Naluy Macedo levaria para a chapa a participação do PCdoB, dos movimentos de mulheres e de uma geração que busca espaço nas decisões. Vice-presidente do partido em Rio Branco e presidente da União Brasileira de Mulheres no Acre, atua na defesa do SUS, da educação pública e de políticas para as mulheres e para a juventude negra e periférica. Importante pontuar que Naluy se torna um nome para o futuro, pois ela atualmente é concursada no Estado.

Nazaré Araújo acrescentaria experiência na administração estadual. Foi vice-governadora, exerceu o governo e participou de ações nas áreas de assistência social e políticas para as mulheres. Na primeira suplência, levaria à chapa conhecimento sobre o funcionamento do Executivo estadual.

Aníbal Diniz levaria para a chapa o conhecimento do Senado e da organização política do grupo. Foi secretário de Comunicação nos governos de Jorge Viana e Binho Marques e exerceu mandato de senador. Sua indicação manteria a relação da suplência com a trajetória do projeto.

Binho continuará na coordenação das campanhas de Jorge Viana e Thor Dantas. Sua participação preserva o vínculo com a chapa e permite que contribua na formulação de propostas, na articulação com os partidos e no diálogo com setores da sociedade.

Jorge tem defendido a participação de Binho nas discussões sobre o futuro do Acre e sobre as próximas disputas. A permanência dele na campanha mostra que a mudança na suplência não representa afastamento do projeto, mas o exercício de outra função dentro da mesma construção.
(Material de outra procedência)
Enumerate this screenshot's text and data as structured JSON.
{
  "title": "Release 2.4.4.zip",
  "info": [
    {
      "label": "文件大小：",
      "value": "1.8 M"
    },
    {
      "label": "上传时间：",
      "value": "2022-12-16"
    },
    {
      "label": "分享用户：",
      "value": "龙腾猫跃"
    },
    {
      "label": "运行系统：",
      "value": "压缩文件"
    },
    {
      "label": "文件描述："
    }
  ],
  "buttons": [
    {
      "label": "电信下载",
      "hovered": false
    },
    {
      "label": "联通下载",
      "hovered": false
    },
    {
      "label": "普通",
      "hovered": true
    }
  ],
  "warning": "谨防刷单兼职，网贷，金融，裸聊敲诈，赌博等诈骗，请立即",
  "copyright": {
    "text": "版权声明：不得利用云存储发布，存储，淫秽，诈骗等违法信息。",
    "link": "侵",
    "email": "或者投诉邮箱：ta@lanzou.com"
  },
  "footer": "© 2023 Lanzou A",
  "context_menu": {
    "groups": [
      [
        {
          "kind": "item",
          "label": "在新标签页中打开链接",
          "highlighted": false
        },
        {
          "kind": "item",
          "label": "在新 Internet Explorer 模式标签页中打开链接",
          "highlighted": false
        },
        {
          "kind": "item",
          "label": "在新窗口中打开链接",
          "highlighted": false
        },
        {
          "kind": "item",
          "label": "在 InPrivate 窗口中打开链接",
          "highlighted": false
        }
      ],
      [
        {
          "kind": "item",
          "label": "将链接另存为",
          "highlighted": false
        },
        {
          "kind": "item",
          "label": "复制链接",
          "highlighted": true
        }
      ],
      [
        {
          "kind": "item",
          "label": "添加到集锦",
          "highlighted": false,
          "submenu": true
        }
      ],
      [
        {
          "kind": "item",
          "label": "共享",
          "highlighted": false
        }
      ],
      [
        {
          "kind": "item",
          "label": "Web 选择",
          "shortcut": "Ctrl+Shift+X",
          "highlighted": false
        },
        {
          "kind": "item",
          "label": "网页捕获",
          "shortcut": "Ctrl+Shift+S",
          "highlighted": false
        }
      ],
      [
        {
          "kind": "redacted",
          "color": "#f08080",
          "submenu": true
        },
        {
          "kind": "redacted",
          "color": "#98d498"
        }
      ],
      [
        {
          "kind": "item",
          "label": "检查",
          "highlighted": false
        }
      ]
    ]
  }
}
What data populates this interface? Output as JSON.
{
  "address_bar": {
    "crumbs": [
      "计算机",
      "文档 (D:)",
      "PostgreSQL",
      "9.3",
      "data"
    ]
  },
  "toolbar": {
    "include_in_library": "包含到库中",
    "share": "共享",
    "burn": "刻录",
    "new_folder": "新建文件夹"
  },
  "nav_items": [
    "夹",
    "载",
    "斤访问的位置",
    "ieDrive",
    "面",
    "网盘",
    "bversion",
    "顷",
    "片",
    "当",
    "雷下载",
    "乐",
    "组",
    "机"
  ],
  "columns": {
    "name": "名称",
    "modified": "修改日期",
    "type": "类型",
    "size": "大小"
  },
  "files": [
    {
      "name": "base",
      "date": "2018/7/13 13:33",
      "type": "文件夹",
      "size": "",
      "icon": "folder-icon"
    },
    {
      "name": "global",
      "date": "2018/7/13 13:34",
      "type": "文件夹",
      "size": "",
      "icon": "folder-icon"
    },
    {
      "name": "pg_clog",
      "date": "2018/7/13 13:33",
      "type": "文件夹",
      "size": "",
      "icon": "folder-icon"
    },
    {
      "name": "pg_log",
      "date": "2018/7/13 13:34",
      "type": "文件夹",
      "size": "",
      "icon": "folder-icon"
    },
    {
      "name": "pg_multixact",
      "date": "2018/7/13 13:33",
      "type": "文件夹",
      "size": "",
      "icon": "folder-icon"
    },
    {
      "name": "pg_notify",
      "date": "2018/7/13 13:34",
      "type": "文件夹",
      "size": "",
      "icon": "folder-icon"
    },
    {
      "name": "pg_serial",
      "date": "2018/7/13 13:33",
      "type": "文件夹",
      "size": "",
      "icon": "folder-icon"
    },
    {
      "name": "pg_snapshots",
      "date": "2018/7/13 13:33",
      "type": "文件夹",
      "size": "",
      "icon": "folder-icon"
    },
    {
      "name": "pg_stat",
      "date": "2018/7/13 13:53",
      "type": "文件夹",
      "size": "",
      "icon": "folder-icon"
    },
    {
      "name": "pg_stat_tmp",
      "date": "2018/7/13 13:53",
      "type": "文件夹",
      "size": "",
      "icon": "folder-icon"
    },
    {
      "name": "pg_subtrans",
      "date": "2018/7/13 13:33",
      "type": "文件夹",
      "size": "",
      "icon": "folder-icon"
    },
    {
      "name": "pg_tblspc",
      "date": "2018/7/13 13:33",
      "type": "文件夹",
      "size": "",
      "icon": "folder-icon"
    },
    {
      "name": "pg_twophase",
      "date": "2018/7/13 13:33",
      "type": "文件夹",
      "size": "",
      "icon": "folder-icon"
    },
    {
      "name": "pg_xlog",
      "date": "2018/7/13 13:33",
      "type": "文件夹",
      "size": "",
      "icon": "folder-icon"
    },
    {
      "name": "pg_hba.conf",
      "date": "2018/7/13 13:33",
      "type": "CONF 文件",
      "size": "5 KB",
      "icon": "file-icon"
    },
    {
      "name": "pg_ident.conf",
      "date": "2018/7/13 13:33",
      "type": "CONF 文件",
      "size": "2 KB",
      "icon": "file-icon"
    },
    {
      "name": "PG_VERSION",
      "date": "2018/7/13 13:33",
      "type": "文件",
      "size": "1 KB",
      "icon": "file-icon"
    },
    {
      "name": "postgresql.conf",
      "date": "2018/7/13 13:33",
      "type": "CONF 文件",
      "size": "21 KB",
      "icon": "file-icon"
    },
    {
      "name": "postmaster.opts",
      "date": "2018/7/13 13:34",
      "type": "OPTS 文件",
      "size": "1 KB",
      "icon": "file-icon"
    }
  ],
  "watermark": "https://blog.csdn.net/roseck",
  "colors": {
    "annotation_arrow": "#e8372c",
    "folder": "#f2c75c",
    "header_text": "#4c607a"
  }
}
Carla Brito permanece como segunda suplente, mantendo na composição a presença feminina e a representação do Podemos e do Vale do Juruá. A definição da primeira suplência pode incluir o PCdoB e os movimentos sociais, por meio de Naluy; a experiência de governo de Nazaré; ou a passagem de Aníbal pelo Senado.

A palavra política pertence a Jorge Viana, em diálogo com os partidos da Frente Ampla. Os nomes apresentados nos bastidores possuem atuação pública e relação com o projeto. A coerência estará em escolher quem poderá representar a aliança e assumir as responsabilidades da função.